How Bahdanau attention works
Each input token is encoded into a hidden state by the RNN encoder.
When the decoder generates a token, it computes alignment scores between its current hidden state and all encoder hidden states.
These scores are normalized into a probability distribution (using softmax).
The decoder forms a context vector as a weighted sum of the encoder states, guided by the attention scores.
This context vector, combined with the decoder’s hidden state, produces the next output token.
The process repeats for each token in the output sequence.
Visualizing attention
One of the appealing aspects of attention mechanisms is their interpretability. Alignment matrices show which input tokens are attended to during each output step. For example:
When generating “chat,” the highest attention weight would likely fall on “cat.”
When generating “un,” the attention might shift toward “a.”

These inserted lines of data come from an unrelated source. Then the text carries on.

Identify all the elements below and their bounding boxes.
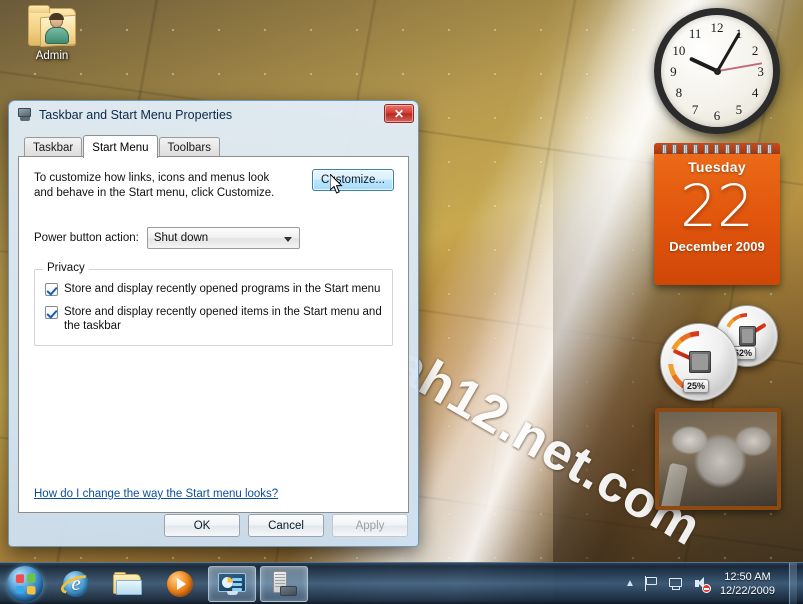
clock-gadget[interactable]: 12 1 2 3 4 5 6 7 8 9 10 11: [654, 8, 780, 134]
cpu-meter: 25%: [660, 323, 738, 401]
system-tray[interactable]: ▲ 12:50 AM 12/22/2009: [625, 562, 803, 604]
clock-number: 6: [713, 107, 721, 123]
tab-taskbar[interactable]: Taskbar: [24, 137, 83, 157]
clock-number: 8: [675, 85, 683, 101]
dialog-title: Taskbar and Start Menu Properties: [39, 107, 233, 122]
clock-face: 12 1 2 3 4 5 6 7 8 9 10 11: [654, 8, 780, 134]
power-button-action-label: Power button action:: [34, 232, 139, 244]
privacy-group: Privacy Store and display recently opene…: [34, 262, 393, 346]
privacy-option-programs[interactable]: Store and display recently opened progra…: [45, 282, 382, 296]
control-panel-icon: [218, 572, 246, 595]
monitor-icon: [17, 107, 33, 122]
checkbox-store-recent-programs[interactable]: [45, 283, 58, 296]
power-button-action-row: Power button action: Shut down: [34, 227, 393, 249]
desktop-icon-label: Admin: [35, 50, 69, 62]
taskbar[interactable]: ▲ 12:50 AM 12/22/2009: [0, 562, 803, 604]
media-player-icon: [167, 570, 193, 597]
taskbar-item-explorer[interactable]: [104, 566, 152, 602]
show-desktop-button[interactable]: [789, 562, 797, 604]
dialog-button-row: OK Cancel Apply: [164, 514, 408, 537]
clock-number: 4: [751, 85, 759, 101]
network-icon[interactable]: [668, 575, 685, 592]
dialog-titlebar[interactable]: Taskbar and Start Menu Properties ✕: [9, 101, 418, 128]
action-center-flag-icon[interactable]: [643, 575, 660, 592]
volume-muted-icon[interactable]: [693, 575, 711, 593]
chevron-down-icon: [283, 237, 292, 242]
clock-number: 12: [710, 20, 724, 36]
clock-number: 10: [672, 42, 686, 58]
start-button[interactable]: [2, 565, 48, 603]
calendar-body: Tuesday 22 December 2009: [654, 154, 780, 285]
clock-number: 11: [688, 26, 702, 42]
taskbar-start-menu-properties-dialog[interactable]: Taskbar and Start Menu Properties ✕ Task…: [8, 100, 419, 547]
tab-start-menu[interactable]: Start Menu: [83, 135, 158, 158]
calendar-gadget[interactable]: Tuesday 22 December 2009: [654, 143, 780, 285]
clock-number: 5: [735, 101, 743, 117]
tab-toolbars[interactable]: Toolbars: [158, 137, 220, 157]
cancel-button[interactable]: Cancel: [248, 514, 324, 537]
tray-time: 12:50 AM: [724, 570, 771, 583]
help-link[interactable]: How do I change the way the Start menu l…: [34, 488, 278, 500]
dialog-body: Taskbar Start Menu Toolbars To customize…: [9, 128, 418, 546]
user-folder-icon: [26, 4, 78, 48]
privacy-legend: Privacy: [43, 262, 89, 274]
calendar-day-number: 22: [680, 172, 754, 240]
windows-logo-icon: [7, 565, 43, 602]
close-icon[interactable]: ✕: [384, 104, 414, 123]
clock-number: 7: [691, 101, 699, 117]
calendar-month-year: December 2009: [669, 239, 765, 254]
clock-number: 2: [751, 42, 759, 58]
clock-center-pin: [713, 67, 721, 75]
checkbox-label: Store and display recently opened progra…: [64, 283, 381, 295]
start-menu-tab-panel: To customize how links, icons and menus …: [18, 156, 409, 513]
memory-chip-icon: [739, 326, 756, 346]
folder-icon: [113, 571, 143, 596]
computer-icon: [270, 570, 298, 597]
taskbar-item-computer[interactable]: [260, 565, 308, 602]
checkbox-store-recent-items[interactable]: [45, 306, 58, 319]
picture-slideshow-gadget[interactable]: [655, 408, 781, 510]
start-menu-description: To customize how links, icons and menus …: [34, 172, 275, 199]
internet-explorer-icon: [58, 570, 94, 597]
cpu-memory-meter-gadget[interactable]: 62% 25%: [658, 303, 782, 403]
calendar-rings: [654, 143, 780, 154]
power-button-action-value: Shut down: [153, 232, 209, 244]
ok-button[interactable]: OK: [164, 514, 240, 537]
power-button-action-select[interactable]: Shut down: [146, 227, 300, 249]
desktop[interactable]: www.alboabdullah12.net.com Admin 12 1 2 …: [0, 0, 803, 604]
cpu-chip-icon: [689, 351, 711, 373]
customize-button[interactable]: Customize...: [312, 169, 394, 191]
tray-date: 12/22/2009: [719, 584, 775, 597]
apply-button: Apply: [332, 514, 408, 537]
taskbar-item-control-panel[interactable]: [208, 565, 256, 602]
tray-clock[interactable]: 12:50 AM 12/22/2009: [718, 570, 777, 598]
clock-number: 3: [757, 64, 764, 79]
taskbar-item-internet-explorer[interactable]: [52, 566, 100, 602]
privacy-option-items[interactable]: Store and display recently opened items …: [45, 305, 382, 333]
clock-number: 9: [670, 64, 677, 79]
taskbar-item-media-player[interactable]: [156, 566, 204, 602]
checkbox-label: Store and display recently opened items …: [64, 306, 382, 332]
desktop-icon-admin[interactable]: Admin: [14, 4, 90, 62]
tab-strip[interactable]: Taskbar Start Menu Toolbars: [18, 135, 409, 158]
show-hidden-icons-chevron-icon[interactable]: ▲: [625, 578, 635, 589]
koala-photo: [659, 412, 777, 506]
cpu-value: 25%: [683, 379, 710, 393]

This visualization provides intuitive evidence of how attention distributes focus across tokens.
Beyond Bahdanau: Self-attention and transformers
Bahdanau’s work marked the first major pivot away from RNN bottlenecks. Soon after, researchers generalized attention beyond sequence-to-sequence translation.
Luong attention (2015) introduced variants of alignment scoring functions.

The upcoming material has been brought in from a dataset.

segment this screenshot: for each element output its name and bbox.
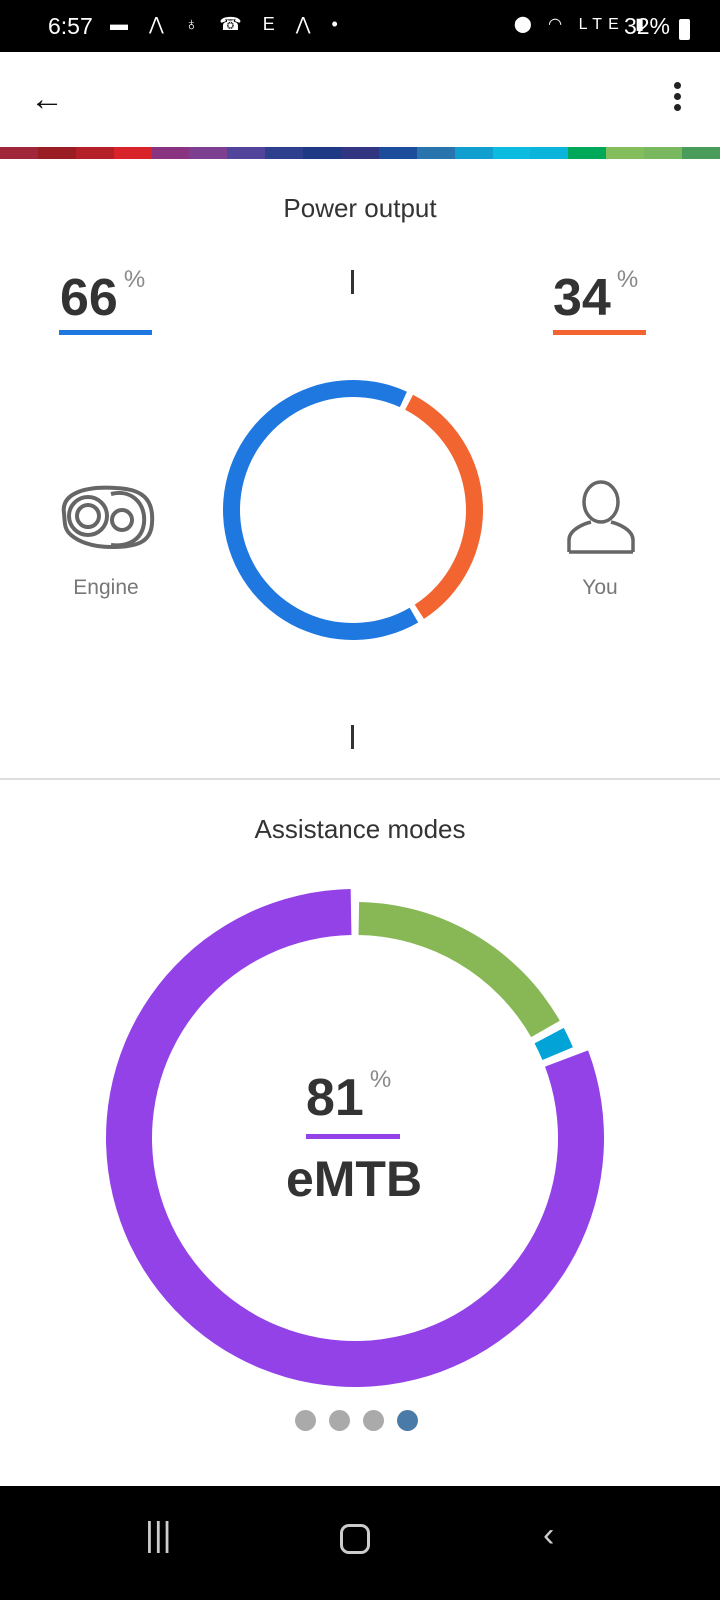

Self-attention (2017) extended the idea: instead of attending across encoder-decoder pairs, a sequence could attend to itself, capturing dependencies across all tokens.
This self-attention mechanism became the foundation of the transformer architecture, eliminating the need for recurrence altogether.
Conclusion
The history of attention illustrates a broader theme in AI: the shift from sequential, memory-constrained models to architectures that can dynamically focus on relevant information. Bahdanau’s attention mechanism was the bridge that made this possible, paving the way for transformers to become the dominant architecture in both language and vision tasks today.
In the next part of this series, we will dive deeper into self-attention, unpacking how it works mathematically and why it scales so effectively to large models.